BOŞA MI?
Şimdi buraya nasıl geldik, hepimiz şu sözleri yöneticilerden sık sık duyduk, ekonomimiz büyüdü, büyüme rekorları, ihracat rekorları kırıyoruz, uçuyoruz daha da yükseğe uçacağız… Bunlar hedefler olabilir, mesela son zamanlarda bir hedef vardı, verilen tarih yaklaştığı için olsa hiç bir yönetici bu hedeften bahsetmiyor… Bunu sonra söyleyeceğim, asıl başlık üzerinden hareket edeceğim…
Boşa mı? Ne yazık ki boşa, “nasıl bu kadar net konuşuyorsun diyorsanız”, işte şunun için…
Yollar yaptık yol ne için yapılır ulaşım için, ulaşım da çeşitli maksatlar vardır, gezinirsin, hammaddeleri fabrikalara taşırsın, bunları mamül madde yapar, pazara taşırsın, sadece gezinmek için yol yapmışsak ekonomik kayıp içindeyiz demektir ve boşa yapmışız diyebiliriz… Birde bu yollarda hep başkalarının ürettiği arabaları kullanıyorsak, hepten boşluğa doğru gidiyoruz demektir…
Binalar yapmışız, bunların çoğu kamu binası birçoğu da barınak, bunların da üretime katkısı yok, barınak olarak yaptıklarımızı da o kadar çok yaptık yabacılar alsınlar diye onlara vatandaşlık hakkı bile verdik ama yine konut stokumuz yeni yapılanlarla 1.499.999 bine yakın… Neden çok 9 kullandım, pazarlama taktiği için, vatandaşınızın ihtiyacı için konut üretilir, ihtiyaç fazlası konut üretmişseniz yabancılara satmak için pazarlama taktiği kullanırsanız… Keşke 999 taktiği yetse vatandaşın ev almasına, yetmiyor ve yabancılara ev satmak için vatandaşlık verilmesi uzun vadede nüfus yapısının bozulması demektir… Bu kadar konut yapılmasına rağmen ayrıca kiracı sayısında düşme yoksa, düşük geliri olan İnsanlar buna rağmen konut alamıyorsa, konutu başkaları için yapmışız demek… Kendi vatandaşım kiracıyken başka ülke vatandaşlarına sırf konut satmak için vatandaşlık vermek yerine bırakınız fiyatlar düşsün yabancılar konut sahibi olacağına bırakınız vatandaşlarımız konut sahibi olsun… Vatandaşlar konut alamıyor, mütahitler satamıyorsa bu kadar konutu boşa yapmışsınız demektir… Hele kamu binaları, Hele kamu binaları…

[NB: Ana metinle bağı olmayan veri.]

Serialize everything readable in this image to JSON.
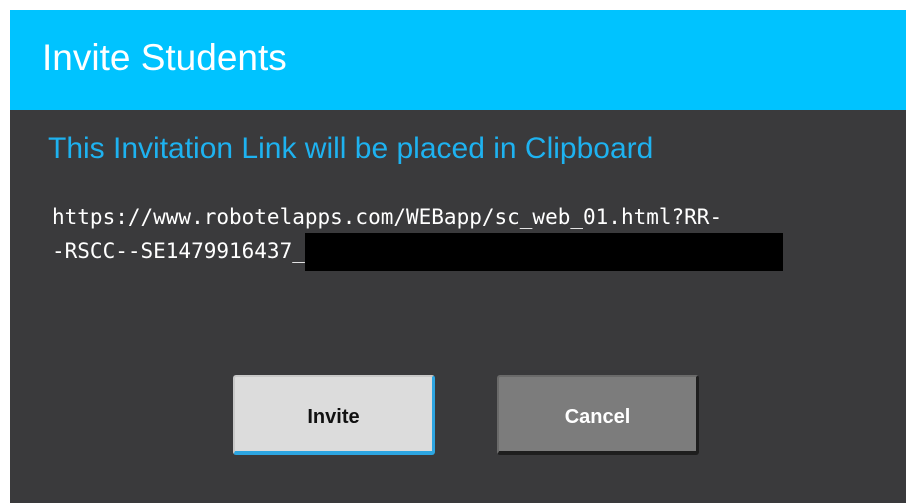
{
  "dialog": {
    "title": "Invite Students",
    "subtitle": "This Invitation Link will be placed in Clipboard",
    "link": {
      "line1": "https://www.robotelapps.com/WEBapp/sc_web_01.html?RR-",
      "line2": "-RSCC--SE1479916437_"
    },
    "buttons": {
      "invite": "Invite",
      "cancel": "Cancel"
    }
  },
  "colors": {
    "header": "#00c3ff",
    "body": "#3a3a3c",
    "subtitle": "#1eb2f0",
    "invite_button": "#dcdcdc",
    "cancel_button": "#7c7c7c"
  }
}
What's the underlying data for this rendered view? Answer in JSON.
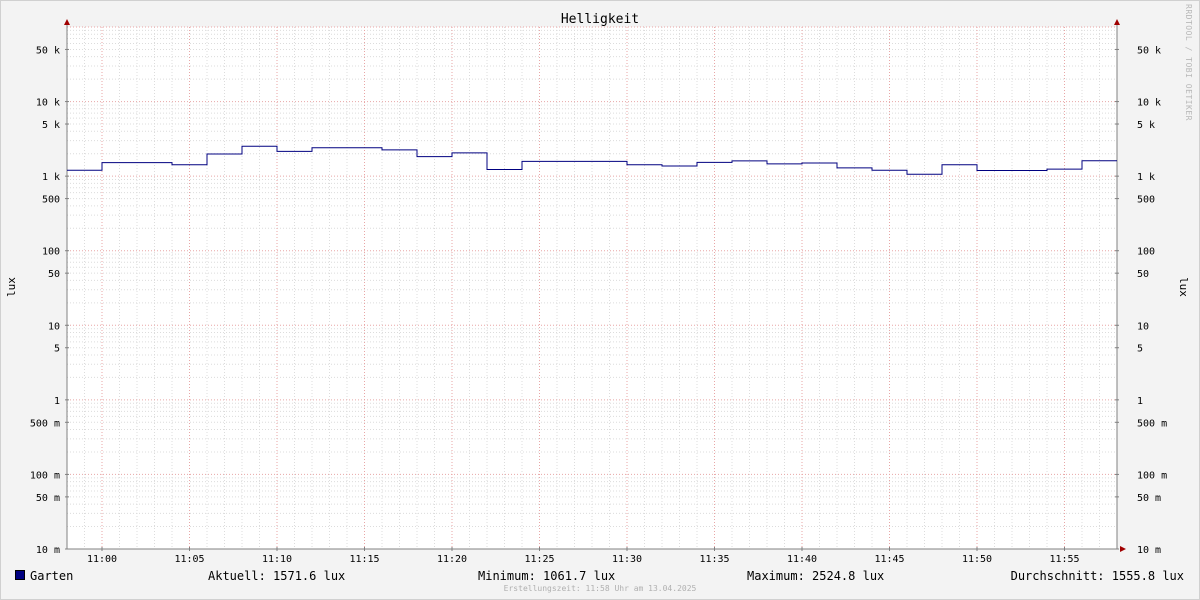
{
  "chart_data": {
    "type": "line",
    "title": "Helligkeit",
    "ylabel": "lux",
    "y_scale": "log",
    "ylim": [
      0.01,
      100000
    ],
    "grid": true,
    "y_ticks": [
      {
        "value": 50000,
        "label": "50 k"
      },
      {
        "value": 10000,
        "label": "10 k"
      },
      {
        "value": 5000,
        "label": "5 k"
      },
      {
        "value": 1000,
        "label": "1 k"
      },
      {
        "value": 500,
        "label": "500"
      },
      {
        "value": 100,
        "label": "100"
      },
      {
        "value": 50,
        "label": "50"
      },
      {
        "value": 10,
        "label": "10"
      },
      {
        "value": 5,
        "label": "5"
      },
      {
        "value": 1,
        "label": "1"
      },
      {
        "value": 0.5,
        "label": "500 m"
      },
      {
        "value": 0.1,
        "label": "100 m"
      },
      {
        "value": 0.05,
        "label": "50 m"
      },
      {
        "value": 0.01,
        "label": "10 m"
      }
    ],
    "x_ticks": [
      "11:00",
      "11:05",
      "11:10",
      "11:15",
      "11:20",
      "11:25",
      "11:30",
      "11:35",
      "11:40",
      "11:45",
      "11:50",
      "11:55"
    ],
    "xlim": [
      "10:58",
      "11:58"
    ],
    "series": [
      {
        "name": "Garten",
        "color": "#000080",
        "step": true,
        "points": [
          {
            "x": "10:58",
            "y": 1200
          },
          {
            "x": "11:00",
            "y": 1520
          },
          {
            "x": "11:04",
            "y": 1420
          },
          {
            "x": "11:06",
            "y": 1980
          },
          {
            "x": "11:08",
            "y": 2520
          },
          {
            "x": "11:10",
            "y": 2150
          },
          {
            "x": "11:12",
            "y": 2400
          },
          {
            "x": "11:16",
            "y": 2250
          },
          {
            "x": "11:18",
            "y": 1830
          },
          {
            "x": "11:20",
            "y": 2050
          },
          {
            "x": "11:22",
            "y": 1230
          },
          {
            "x": "11:24",
            "y": 1580
          },
          {
            "x": "11:30",
            "y": 1420
          },
          {
            "x": "11:32",
            "y": 1370
          },
          {
            "x": "11:34",
            "y": 1530
          },
          {
            "x": "11:36",
            "y": 1600
          },
          {
            "x": "11:38",
            "y": 1460
          },
          {
            "x": "11:40",
            "y": 1500
          },
          {
            "x": "11:42",
            "y": 1290
          },
          {
            "x": "11:44",
            "y": 1200
          },
          {
            "x": "11:46",
            "y": 1060
          },
          {
            "x": "11:48",
            "y": 1420
          },
          {
            "x": "11:50",
            "y": 1190
          },
          {
            "x": "11:54",
            "y": 1240
          },
          {
            "x": "11:56",
            "y": 1610
          },
          {
            "x": "11:58",
            "y": 1610
          }
        ]
      }
    ]
  },
  "legend": {
    "series_name": "Garten",
    "swatch_color": "#000080",
    "current": "Aktuell: 1571.6 lux",
    "minimum": "Minimum: 1061.7 lux",
    "maximum": "Maximum: 2524.8 lux",
    "average": "Durchschnitt: 1555.8 lux"
  },
  "footer": "Erstellungszeit: 11:58 Uhr am 13.04.2025",
  "watermark": "RRDTOOL / TOBI OETIKER"
}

Son zamanlarda parasal kaynak bulmak için faizleri yükselttik, satacak bir iki kurum kaldı onları da varlık fonuna devrettik, bunlar üzerinden ödeme garantisi ile borç alma planları yapıyoruz… Ayrıca kamu binası yapmak için kamu lojmanlarını satma kararı alıyoruz, satın gardaşım, satın da… Bunlardan gelen paralarla kamu binası yapmak için kullanmayın, fabrika yapmak için kullanın tarıma teşvik vermek için kullanın, üretim seferberliği için kullanın… Üretim seferberliği için, bir kilo üretene 300 gram, ürün üzerinden teşvik verin… Bundan öncede avans verin ki üretim seferberliğine toplum katılsın… Yok, biz 15-20 kat bina yaparız diyorsanız, burada ne yapılıyor memurların alanı genişletiliyor müdürlerin odası varken, yardımcılara da oda veriliyor.. Orada üç beş kamu çalışanı rahat edecek diye ekonomik kaynaklarımızı boşa harcamamalıyız… Biraz da çalışanlara bakalım mı?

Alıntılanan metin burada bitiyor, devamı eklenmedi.